W naszej grupie Niemki wygrały z Kenią 25:23 25:8!!! 25:20.
Bujała się ta forma faworytek. W secie I Niemki miały optyczną przewagę ale waliły seryjne błędy dając Kenijkom darmochę. Za to w II partii zagrały koncertowo, co widać po wyniku. W III odsłonie grały na luzie i żeby nie pewna niedbałość, a to w ataku, a to w obronie, wygrały by seta o wiele wyżej. Inną sprawą jest to, że przegrać z Kenią to byłaby sztuka.
A co,myślałeś że będzie 25:0?
Takie mecze są bardzo trudne bo nie sposób utrzymać koncentrację przy słabeuszu,nie sposób nie wybiegać myślami do kolejnych spotkań…W dodatku to pierwszy mecz…
Na razie z Wietkongiem,pod górę.
Po tym co przeczytałem,byłem tego pewien 14:13 w pierwszym secie…
Polki przegrały 1 seta do 23…
Swego rodzaju tradycji stało się zadość…
Drugi set wygrany do 10 [!] i to pokazuje najlepiej jak ten mecz POWINIEN wyglądać.Z 10 straconych punktów,4 straciły dziewczyny same,przez zagrywkę.
Teraz set 3 i doprawdy nie wiem,które oblicze naszej ekipy wezmie górę…
Set 3 do 12 i bez historii.
Natomiast teraz w secie 4 juz 4:1 dla Vietkongu.Jeśli to jest taktyka Wietnamek to…czegoś takiego jeszcze nie widziałem…
Juz 6:1 a jeśli stracimy tego seta,stracimy i punkt.A być moze i cały mecz bo tie break jest nie do przewidzenia.
Na szczęscie,ledwo skończyłem nt. swych obaw,Polki odzyskały poziom i lekką przewagę utrzymały do końca.
25:22.
Są 3 punkty i o nic innego nie chodziło.
Ech te grupowe rozgrywki…Zawsze się człowiek jakichś dziwów musi naoglądać…
Dziwy, panie dziwy.

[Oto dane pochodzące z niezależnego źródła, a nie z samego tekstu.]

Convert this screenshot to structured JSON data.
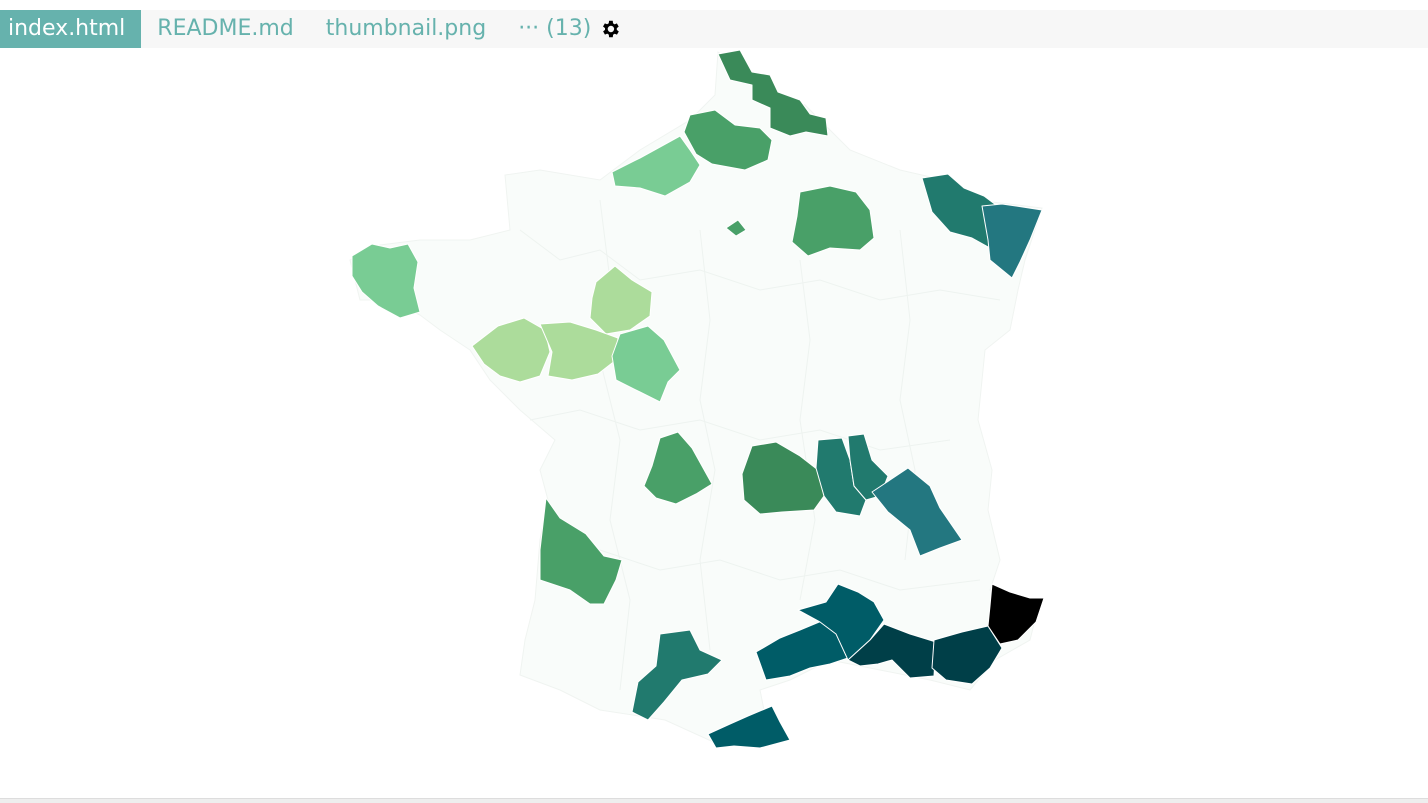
{
  "tabs": [
    {
      "label": "index.html",
      "active": true
    },
    {
      "label": "README.md",
      "active": false
    },
    {
      "label": "thumbnail.png",
      "active": false
    }
  ],
  "more_tab": {
    "label": "··· (13)"
  },
  "settings": {
    "icon": "gear-icon"
  },
  "colors": {
    "tab_active_bg": "#66b2ad",
    "tab_text": "#66b2ad",
    "tabbar_bg": "#f7f7f7",
    "map_base": "#f9fcfa",
    "scale": [
      "#acdc9b",
      "#79cc94",
      "#49a068",
      "#3a8a59",
      "#217a6e",
      "#237780",
      "#005c67",
      "#003f48",
      "#000000"
    ]
  }
}
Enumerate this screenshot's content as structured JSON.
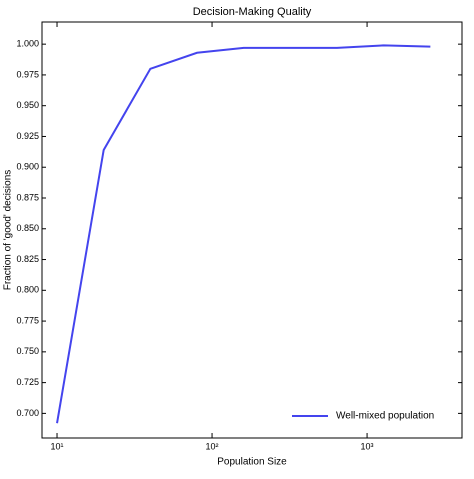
{
  "chart_data": {
    "type": "line",
    "title": "Decision-Making Quality",
    "x_label": "Population Size",
    "y_label": "Fraction of 'good' decisions",
    "x": [
      10,
      20,
      40,
      80,
      160,
      320,
      640,
      1280,
      2560
    ],
    "series": [
      {
        "name": "Well-mixed population",
        "color": "#4444ee",
        "values": [
          0.692,
          0.914,
          0.98,
          0.993,
          0.997,
          0.997,
          0.997,
          0.999,
          0.998
        ]
      }
    ],
    "x_log": true,
    "xlim": [
      8,
      4096
    ],
    "xticks": [
      {
        "value": 10,
        "label": "10¹"
      },
      {
        "value": 100,
        "label": "10²"
      },
      {
        "value": 1000,
        "label": "10³"
      }
    ],
    "ylim": [
      0.68,
      1.018
    ],
    "yticks": [
      {
        "value": 0.7,
        "label": "0.700"
      },
      {
        "value": 0.725,
        "label": "0.725"
      },
      {
        "value": 0.75,
        "label": "0.750"
      },
      {
        "value": 0.775,
        "label": "0.775"
      },
      {
        "value": 0.8,
        "label": "0.800"
      },
      {
        "value": 0.825,
        "label": "0.825"
      },
      {
        "value": 0.85,
        "label": "0.850"
      },
      {
        "value": 0.875,
        "label": "0.875"
      },
      {
        "value": 0.9,
        "label": "0.900"
      },
      {
        "value": 0.925,
        "label": "0.925"
      },
      {
        "value": 0.95,
        "label": "0.950"
      },
      {
        "value": 0.975,
        "label": "0.975"
      },
      {
        "value": 1.0,
        "label": "1.000"
      }
    ],
    "grid": false,
    "legend_position": "lower right"
  }
}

Ale zacznijmy od początku. Set I należy wymazać z pamięci, ale zanim to uczynię muszę się wygderać i nikt mi tego nie zabierze…, a co moje, to moje…
Nasze dziewczyny zrobiły wszystko, dosłownie wszystko a nawet z naddatkiem by przegrać tego seta. Śpiące królewny spóźniały się prawie do każdej akcji, a serwis był dramatem. Puszczanie rekreacyjnych baloników jak w meczu pacjentów sanatorium dla reumatyków, zaiste było prezentem nawet dla Wietnamek.

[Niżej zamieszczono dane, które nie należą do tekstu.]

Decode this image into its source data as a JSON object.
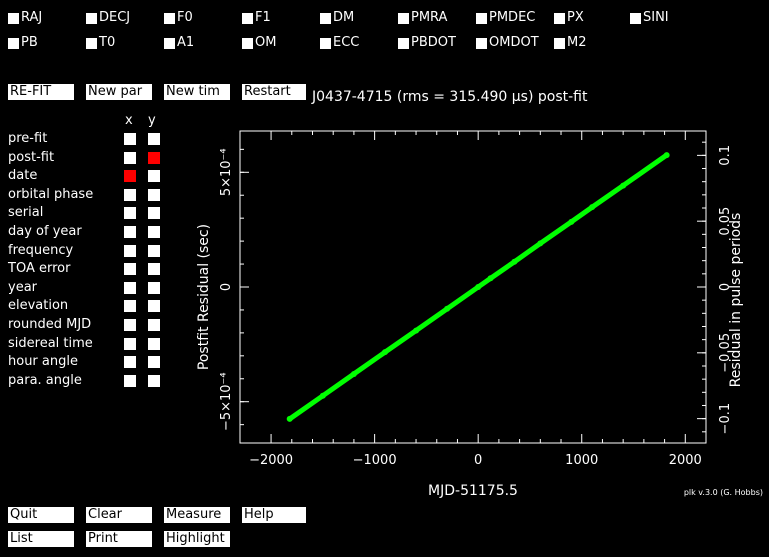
{
  "params_row1": [
    "RAJ",
    "DECJ",
    "F0",
    "F1",
    "DM",
    "PMRA",
    "PMDEC",
    "PX",
    "SINI"
  ],
  "params_row2": [
    "PB",
    "T0",
    "A1",
    "OM",
    "ECC",
    "PBDOT",
    "OMDOT",
    "M2"
  ],
  "buttons_top": {
    "refit": "RE-FIT",
    "new_par": "New par",
    "new_tim": "New tim",
    "restart": "Restart"
  },
  "title": "J0437-4715 (rms = 315.490 μs) post-fit",
  "axis_options": {
    "x_header": "x",
    "y_header": "y",
    "items": [
      {
        "label": "pre-fit",
        "x": false,
        "y": false
      },
      {
        "label": "post-fit",
        "x": false,
        "y": true
      },
      {
        "label": "date",
        "x": true,
        "y": false
      },
      {
        "label": "orbital phase",
        "x": false,
        "y": false
      },
      {
        "label": "serial",
        "x": false,
        "y": false
      },
      {
        "label": "day of year",
        "x": false,
        "y": false
      },
      {
        "label": "frequency",
        "x": false,
        "y": false
      },
      {
        "label": "TOA error",
        "x": false,
        "y": false
      },
      {
        "label": "year",
        "x": false,
        "y": false
      },
      {
        "label": "elevation",
        "x": false,
        "y": false
      },
      {
        "label": "rounded MJD",
        "x": false,
        "y": false
      },
      {
        "label": "sidereal time",
        "x": false,
        "y": false
      },
      {
        "label": "hour angle",
        "x": false,
        "y": false
      },
      {
        "label": "para. angle",
        "x": false,
        "y": false
      }
    ]
  },
  "chart_data": {
    "type": "scatter",
    "xlabel": "MJD-51175.5",
    "ylabel": "Postfit Residual (sec)",
    "y2label": "Residual in pulse periods",
    "xlim": [
      -2300,
      2200
    ],
    "ylim": [
      -0.00068,
      0.00068
    ],
    "y2lim": [
      -0.1185,
      0.1185
    ],
    "x_ticks": [
      {
        "value": -2000,
        "label": "−2000"
      },
      {
        "value": -1000,
        "label": "−1000"
      },
      {
        "value": 0,
        "label": "0"
      },
      {
        "value": 1000,
        "label": "1000"
      },
      {
        "value": 2000,
        "label": "2000"
      }
    ],
    "y_ticks": [
      {
        "value": -0.0005,
        "label": "−5×10⁻⁴"
      },
      {
        "value": 0,
        "label": "0"
      },
      {
        "value": 0.0005,
        "label": "5×10⁻⁴"
      }
    ],
    "y2_ticks": [
      {
        "value": -0.1,
        "label": "−0.1"
      },
      {
        "value": -0.05,
        "label": "−0.05"
      },
      {
        "value": 0,
        "label": "0"
      },
      {
        "value": 0.05,
        "label": "0.05"
      },
      {
        "value": 0.1,
        "label": "0.1"
      }
    ],
    "series": [
      {
        "color": "#00ff00",
        "x": [
          -1820,
          -1500,
          -1200,
          -900,
          -600,
          -300,
          0,
          120,
          350,
          600,
          900,
          1100,
          1400,
          1820
        ],
        "y": [
          -0.000575,
          -0.000474,
          -0.000379,
          -0.000284,
          -0.00019,
          -9.5e-05,
          0.0,
          3.8e-05,
          0.00011,
          0.00019,
          0.000284,
          0.000348,
          0.000442,
          0.000575
        ]
      }
    ]
  },
  "buttons_bottom": {
    "quit": "Quit",
    "clear": "Clear",
    "measure": "Measure",
    "help": "Help",
    "list": "List",
    "print": "Print",
    "highlight": "Highlight"
  },
  "footer": "plk v.3.0 (G. Hobbs)",
  "colors": {
    "point": "#00ff00",
    "selected": "#ff0000",
    "background": "#000000"
  }
}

Na szczęście, od drugiej odsłony przypomniały sobie jak powinno się serwować na, bądź co bądź mistrzostwach świata. I to wystarczyło by zdezorganizować wietnamskie szeregi. Do tego Magda Stysiak rozeźlona swoimi skuchami z seta I zaczęła swoimi gwoździami siać popłoch i zniszczenie. Ogółem wykręciła 64% skuteczności w całym meczu. Ukłon dla niej, bo nierzadko zdobywała punkty po fatalnych nagraniach. Przyjęcie w naszych szeregach przez cały mecz generalnie było do dupy.
Słabość rywalek polegała na tym, że mimo wielu błędów z naszej strony, nie umiały tego wykorzystać, a same robiły ich sporo i dały się zdominować. Miały dość anemiczny atak poza paroma wyjątkami, nieciekawą komunikację, blok u nich prawie nie istniał. Przyjęcie i obrona, to też niska liga.

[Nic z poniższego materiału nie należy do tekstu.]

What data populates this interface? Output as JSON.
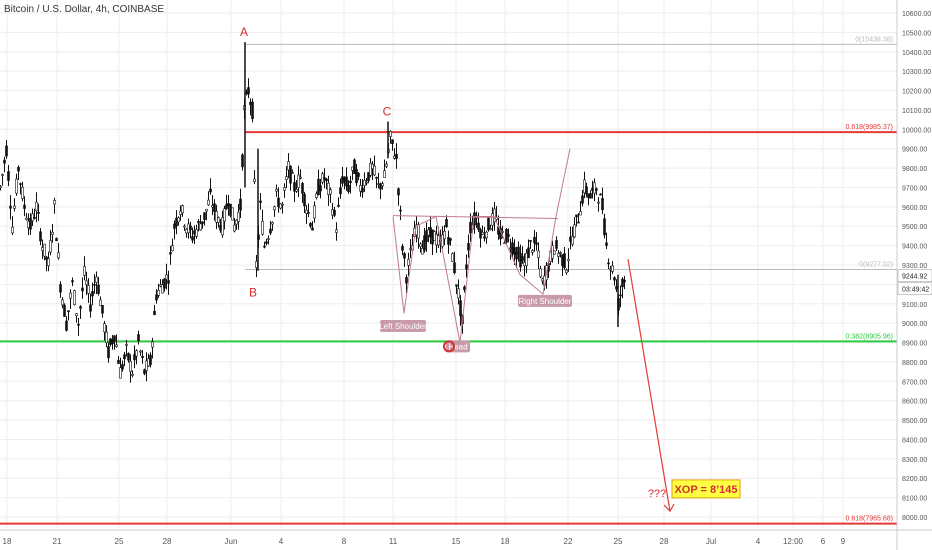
{
  "header": {
    "title": "Bitcoin / U.S. Dollar, 4h, COINBASE"
  },
  "colors": {
    "candle": "#111111",
    "grid": "#eeeeee",
    "axis_text": "#555555",
    "fib_red": "#e53935",
    "fib_green": "#2ecc40",
    "fib_gray": "#bbbbbb",
    "pattern_stroke": "#c07a8a",
    "label_bg": "#c99aa8",
    "projection": "#e53935",
    "wave_label": "#d32f2f",
    "price_tag_bg": "#ffffff",
    "annotation_box_bg": "#ffff44",
    "annotation_box_border": "#e0a000"
  },
  "chart_data": {
    "type": "candlestick",
    "title": "Bitcoin / U.S. Dollar, 4h, COINBASE",
    "y_range": [
      7900,
      10650
    ],
    "y_ticks": [
      8000,
      8100,
      8200,
      8300,
      8400,
      8500,
      8600,
      8700,
      8800,
      8900,
      9000,
      9100,
      9200,
      9300,
      9400,
      9500,
      9600,
      9700,
      9800,
      9900,
      10000,
      10100,
      10200,
      10300,
      10400,
      10500,
      10600
    ],
    "x_ticks": [
      "18",
      "21",
      "25",
      "28",
      "Jun",
      "4",
      "8",
      "11",
      "15",
      "18",
      "22",
      "25",
      "28",
      "Jul",
      "4",
      "12:00",
      "6",
      "9"
    ],
    "grid": true,
    "last_price": "9244.92",
    "countdown": "03:49:42",
    "price_path": [
      [
        0,
        9700
      ],
      [
        6,
        9900
      ],
      [
        12,
        9500
      ],
      [
        18,
        9800
      ],
      [
        24,
        9600
      ],
      [
        30,
        9500
      ],
      [
        36,
        9600
      ],
      [
        42,
        9400
      ],
      [
        48,
        9300
      ],
      [
        54,
        9600
      ],
      [
        60,
        9200
      ],
      [
        66,
        9000
      ],
      [
        72,
        9200
      ],
      [
        78,
        9000
      ],
      [
        84,
        9250
      ],
      [
        90,
        9100
      ],
      [
        96,
        9250
      ],
      [
        102,
        9050
      ],
      [
        108,
        8850
      ],
      [
        114,
        8950
      ],
      [
        120,
        8750
      ],
      [
        126,
        8850
      ],
      [
        132,
        8750
      ],
      [
        138,
        8900
      ],
      [
        144,
        8750
      ],
      [
        150,
        8800
      ],
      [
        156,
        9150
      ],
      [
        162,
        9200
      ],
      [
        168,
        9250
      ],
      [
        174,
        9500
      ],
      [
        180,
        9600
      ],
      [
        186,
        9500
      ],
      [
        192,
        9450
      ],
      [
        198,
        9500
      ],
      [
        204,
        9550
      ],
      [
        210,
        9650
      ],
      [
        216,
        9550
      ],
      [
        222,
        9500
      ],
      [
        228,
        9650
      ],
      [
        234,
        9500
      ],
      [
        240,
        9600
      ],
      [
        244,
        10100
      ],
      [
        248,
        10200
      ],
      [
        252,
        10100
      ],
      [
        256,
        9300
      ],
      [
        260,
        9600
      ],
      [
        264,
        9400
      ],
      [
        270,
        9500
      ],
      [
        276,
        9650
      ],
      [
        282,
        9600
      ],
      [
        288,
        9800
      ],
      [
        294,
        9700
      ],
      [
        300,
        9750
      ],
      [
        306,
        9600
      ],
      [
        312,
        9500
      ],
      [
        318,
        9700
      ],
      [
        324,
        9750
      ],
      [
        330,
        9650
      ],
      [
        336,
        9500
      ],
      [
        342,
        9750
      ],
      [
        348,
        9700
      ],
      [
        354,
        9800
      ],
      [
        360,
        9700
      ],
      [
        366,
        9750
      ],
      [
        372,
        9800
      ],
      [
        378,
        9700
      ],
      [
        384,
        9750
      ],
      [
        390,
        9950
      ],
      [
        396,
        9850
      ],
      [
        402,
        9400
      ],
      [
        406,
        9250
      ],
      [
        410,
        9350
      ],
      [
        416,
        9500
      ],
      [
        422,
        9400
      ],
      [
        428,
        9450
      ],
      [
        434,
        9450
      ],
      [
        440,
        9400
      ],
      [
        446,
        9500
      ],
      [
        452,
        9350
      ],
      [
        458,
        9150
      ],
      [
        462,
        9000
      ],
      [
        466,
        9300
      ],
      [
        470,
        9500
      ],
      [
        476,
        9550
      ],
      [
        482,
        9450
      ],
      [
        488,
        9500
      ],
      [
        494,
        9550
      ],
      [
        500,
        9450
      ],
      [
        506,
        9450
      ],
      [
        512,
        9400
      ],
      [
        518,
        9350
      ],
      [
        524,
        9300
      ],
      [
        530,
        9400
      ],
      [
        536,
        9400
      ],
      [
        542,
        9200
      ],
      [
        548,
        9300
      ],
      [
        554,
        9400
      ],
      [
        560,
        9350
      ],
      [
        566,
        9300
      ],
      [
        572,
        9450
      ],
      [
        578,
        9550
      ],
      [
        584,
        9700
      ],
      [
        590,
        9650
      ],
      [
        596,
        9700
      ],
      [
        602,
        9600
      ],
      [
        606,
        9400
      ],
      [
        610,
        9300
      ],
      [
        614,
        9250
      ],
      [
        618,
        9100
      ],
      [
        622,
        9200
      ],
      [
        626,
        9245
      ]
    ],
    "fib_levels": [
      {
        "label": "0.618(9985.37)",
        "value": 9985.37,
        "color": "red"
      },
      {
        "label": "0.382(8905.96)",
        "value": 8905.96,
        "color": "green"
      },
      {
        "label": "0.618(7965.68)",
        "value": 7965.68,
        "color": "red"
      },
      {
        "label": "0(10438.38)",
        "value": 10438.38,
        "color": "gray"
      },
      {
        "label": "0(9277.02)",
        "value": 9277.02,
        "color": "gray"
      }
    ],
    "wave_labels": [
      {
        "label": "A",
        "value": 10450
      },
      {
        "label": "B",
        "value": 9250
      },
      {
        "label": "C",
        "value": 10020
      }
    ],
    "pattern_labels": [
      "Left Shoulder",
      "Head",
      "Right Shoulder"
    ],
    "annotations": {
      "question": "???",
      "target_box": "XOP = 8’145"
    }
  }
}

I przyszedł set IV. Polkom się chyba wydawało, że mecz się już sam wygra i mocno przysnęły. Obudziły się przy stanie 2:7 i zaczęły grać przyzwoicie choć czasem za głowę się łapałem, jak podanych punktów na tacy Wietnamki nie umiały wykorzystać. Nasze odrobiły i było 21:17 kiedy rozpoczął się festiwal nieporadności z obu stron. Polki dały rywalkom odrobić do do 21:19 i się wreszcie ocknęły, bo tyłki im zaczęło przypiekać.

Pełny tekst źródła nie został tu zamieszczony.